Der Osmanische Staat 1300-1922
BALTA].
Historische
Demographie
Bevölkerung im
19./20. Jahrhundert
Nach der Aufgabe des zentralen tahrir-Systems im frühen 17. Jahrhundert sind
für etwa 200 Jahre auch grobe Schätzungen der Gesamtbevölkerung ausgeschlossen. 1831 wurde eine Erfassung der wehrfähigen Männer angestrebt, bei
der eine viel zu geringe Zahl von 3722 738 Personen ermittelt wurde. Der Zensus
von 1881/82-1893 als erste umfassende Volkszählung bildet nach KARPATS Darlegungen eine ausreichend verläßliche Basis für die osmanische Demographie im
späten 19. Jahrhundert [530]. KARPAT hat sich die „Interpretation und Analyse"
der osmanischen Daten für einen Nachfolgeband vorbehalten. Vorläufig geben
viele Statistiken (wie zum Analphabetismus in den einzelnen Provinzen nach einer
Handschrift von 1894/5) mehr Rätsel auf, als sie Antworten zu geben vermögen.
BAHARS und DUBENS Analyse Istanbuler Bevölkerungsdaten zwischen 1885 und
1907 hat zu genauen und überraschenden Aussagen über Heiratsalter und Fertilität geführt. Auch läßt sich der Prozentsatz polygamer Ehen (2,5% der Männer
um 1885) jetzt exakt bestimmen [178]. Die demographischen Auswirkungen der
Katastrophenjahrzehnte für die anatolische Bevölkerung zwischen dem russischtürkischen Krieg (1877/78) und der ersten republikanischen Volkszählung (1927)

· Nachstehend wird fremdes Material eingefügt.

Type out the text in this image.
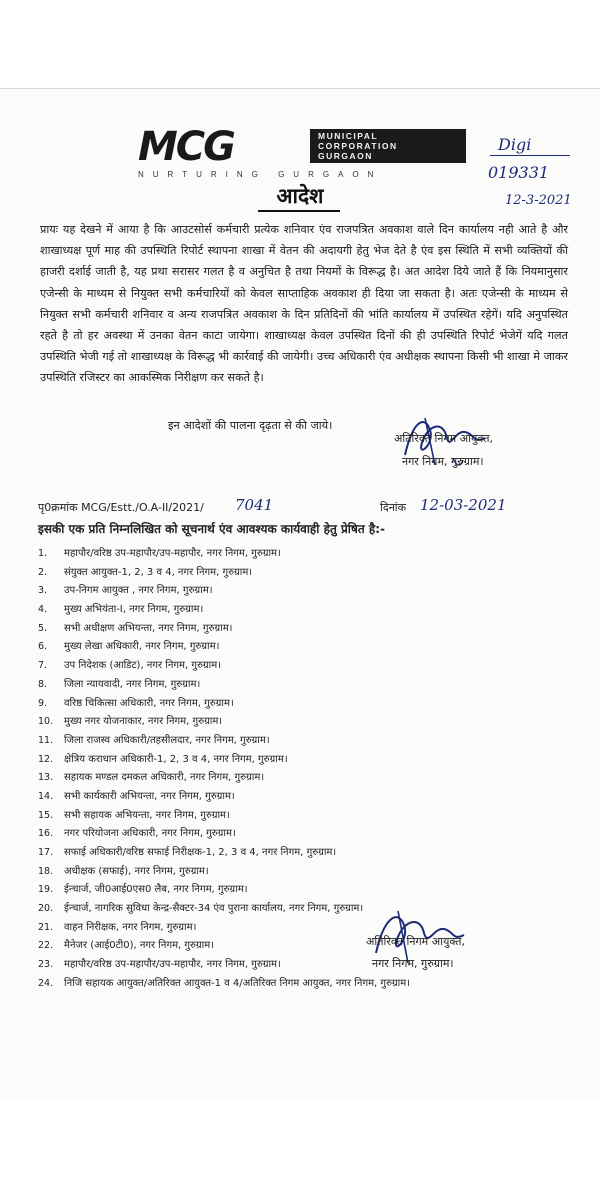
MCG	MUNICIPAL
CORPORATION
GURGAON
NURTURING GURGAON
Digi
019331
12-3-2021
आदेश

प्रायः यह देखने में आया है कि आउटसोर्स कर्मचारी प्रत्येक शनिवार एंव राजपत्रित अवकाश वाले दिन कार्यालय नही आते है और शाखाध्यक्ष पूर्ण माह की उपस्थिति रिपोर्ट स्थापना शाखा में वेतन की अदायगी हेतु भेज देते है एंव इस स्थिति में सभी व्यक्तियों की हाजरी दर्शाई जाती है, यह प्रथा सरासर गलत है व अनुचित है तथा नियमों के विरूद्ध है। अत आदेश दिये जाते हैं कि नियमानुसार एजेन्सी के माध्यम से नियुक्त सभी कर्मचारियों को केवल साप्ताहिक अवकाश ही दिया जा सकता है। अतः एजेन्सी के माध्यम से नियुक्त सभी कर्मचारी शनिवार व अन्य राजपत्रित अवकाश के दिन प्रतिदिनों की भांति कार्यालय में उपस्थित रहेगें। यदि अनुपस्थित रहते है तो हर अवस्था में उनका वेतन काटा जायेगा। शाखाध्यक्ष केवल उपस्थित दिनों की ही उपस्थिति रिपोर्ट भेजेगें यदि गलत उपस्थिति भेजी गई तो शाखाध्यक्ष के विरूद्ध भी कार्रवाई की जायेगी। उच्च अधिकारी एंव अधीक्षक स्थापना किसी भी शाखा मे जाकर उपस्थिति रजिस्टर का आकस्मिक निरीक्षण कर सकते है।

इन आदेशों की पालना दृढ़ता से की जाये।
अतिरिक्त निगम आयुक्त,
नगर निगम, गुरुग्राम।
पृ0क्रमांक MCG/Estt./O.A-II/2021/ 7041	दिनांक 12-03-2021
इसकी एक प्रति निम्नलिखित को सूचनार्थ एंव आवश्यक कार्यवाही हेतु प्रेषित है:-
1.	महापौर/वरिष्ठ उप-महापौर/उप-महापौर, नगर निगम, गुरुग्राम।
2.	संयुक्त आयुक्त-1, 2, 3 व 4, नगर निगम, गुरुग्राम।
3.	उप-निगम आयुक्त , नगर निगम, गुरुग्राम।
4.	मुख्य अभियंता-I, नगर निगम, गुरुग्राम।
5.	सभी अधीक्षण अभियन्ता, नगर निगम, गुरुग्राम।
6.	मुख्य लेखा अधिकारी, नगर निगम, गुरुग्राम।
7.	उप निदेशक (आडिट), नगर निगम, गुरुग्राम।
8.	जिला न्यायवादी, नगर निगम, गुरुग्राम।
9.	वरिष्ठ चिकित्सा अधिकारी, नगर निगम, गुरुग्राम।
10.	मुख्य नगर योजनाकार, नगर निगम, गुरुग्राम।
11.	जिला राजस्व अधिकारी/तहसीलदार, नगर निगम, गुरुग्राम।
12.	क्षेत्रिय कराधान अधिकारी-1, 2, 3 व 4, नगर निगम, गुरुग्राम।
13.	सहायक मण्डल दमकल अधिकारी, नगर निगम, गुरुग्राम।
14.	सभी कार्यकारी अभियन्ता, नगर निगम, गुरुग्राम।
15.	सभी सहायक अभियन्ता, नगर निगम, गुरुग्राम।
16.	नगर परियोजना अधिकारी, नगर निगम, गुरुग्राम।
17.	सफाई अधिकारी/वरिष्ठ सफाई निरीक्षक-1, 2, 3 व 4, नगर निगम, गुरुग्राम।
18.	अधीक्षक (सफाई), नगर निगम, गुरुग्राम।
19.	ईन्चार्ज, जी0आई0एस0 लैब, नगर निगम, गुरुग्राम।
20.	ईन्चार्ज, नागरिक सुविधा केन्द्र-सैक्टर-34 एंव पुराना कार्यालय, नगर निगम, गुरुग्राम।
21.	वाहन निरीक्षक, नगर निगम, गुरुग्राम।
22.	मैनेजर (आई0टी0), नगर निगम, गुरुग्राम।
23.	महापौर/वरिष्ठ उप-महापौर/उप-महापौर, नगर निगम, गुरुग्राम।
24.	निजि सहायक आयुक्त/अतिरिक्त आयुक्त-1 व 4/अतिरिक्त निगम आयुक्त, नगर निगम, गुरुग्राम।
अतिरिक्त निगम आयुक्त,
नगर निगम, गुरुग्राम।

lassen sich bei entsprechender Kritik der Statistiken rekonstruieren. MCCARTHY
kommt zu dem Ergebnis, daß die Verluste der muslimischen Bevölkerung in
absoluten Zahlen, die der Armenier aber in relativen Anteilen (40%) höher
waren [531]. Amtliche osmanische Statistiken wurden von MCCARTHY für den
Gesamtraum zusammengestellt, in dieser Veröffentlichung aber keiner analytischen Behandlung unterzogen [532]. Ein weiteres Buch hat der amerikanische Demograph der Bevölkerung Palästinas im 19./20. Jahrhundert gewidmet [533]. Hier werden die umstrittenen Angaben zur nichtjüdischen und
jüdischen Bevölkerung zwischen 1800 und 1850 diskutiert. MCCARTHY hält es für
statistisch unhaltbar, von einer massiven arabischen Einwanderung in der Mandatszeit zu sprechen. Die arabische Bevölkerungsmehrheit (bis 1948) sei das
Ergebnis natürlichen Wachstums.
Migrationen
Die Vertreibung und Flucht der muslimischen Bevölkerung aus den Kaukasusländern, der Krim und Südosteuropa [534: PINSON] hat die ethnische Landkarte
Thrakiens und Anatoliens nachhaltig geprägt [510: ANDREwS]. Die Umstände der
Vertreibung von 1877/78 und 1912/13 waren nicht gleich. Die Massaker an den
Muslimen waren in der ersten Phase organisierter, in der zweiten willkürlicher,
„but not less lethal". MCCARTHYS erste Darstellung der „ethnischen Säuberungen" zwischen dem griechischen Aufstand und dem Ende des anatolischen
Befreiungskriegs verbindet die Erfahrung von der Vertreibung der Muslime aus
Südosteuropa und den Kaukasusländern mit dem Schicksal der Armenier während
des Weltkriegs. Er behauptet, daß die Deportationen der Armenier durch das
Schicksal der Muslime in Bulgarien ausgelöst wurde und fragt: „Welches Schicksal
hätte die Muslime ereilt, wenn die Russen vormarschiert wären?" [537].
Ein- und
Auswanderung
Die historische und kulturgeographische Forschung beschäftigte sich zunehmend mit der Politik der Wiederansiedlung in Anatolien [535: IPEK]. Die Integration der Neuankömmlinge war langwierig und mit der Aufgabe der Muttersprache und der Auflösung tribaler Organisationsformen (Tscherkessen)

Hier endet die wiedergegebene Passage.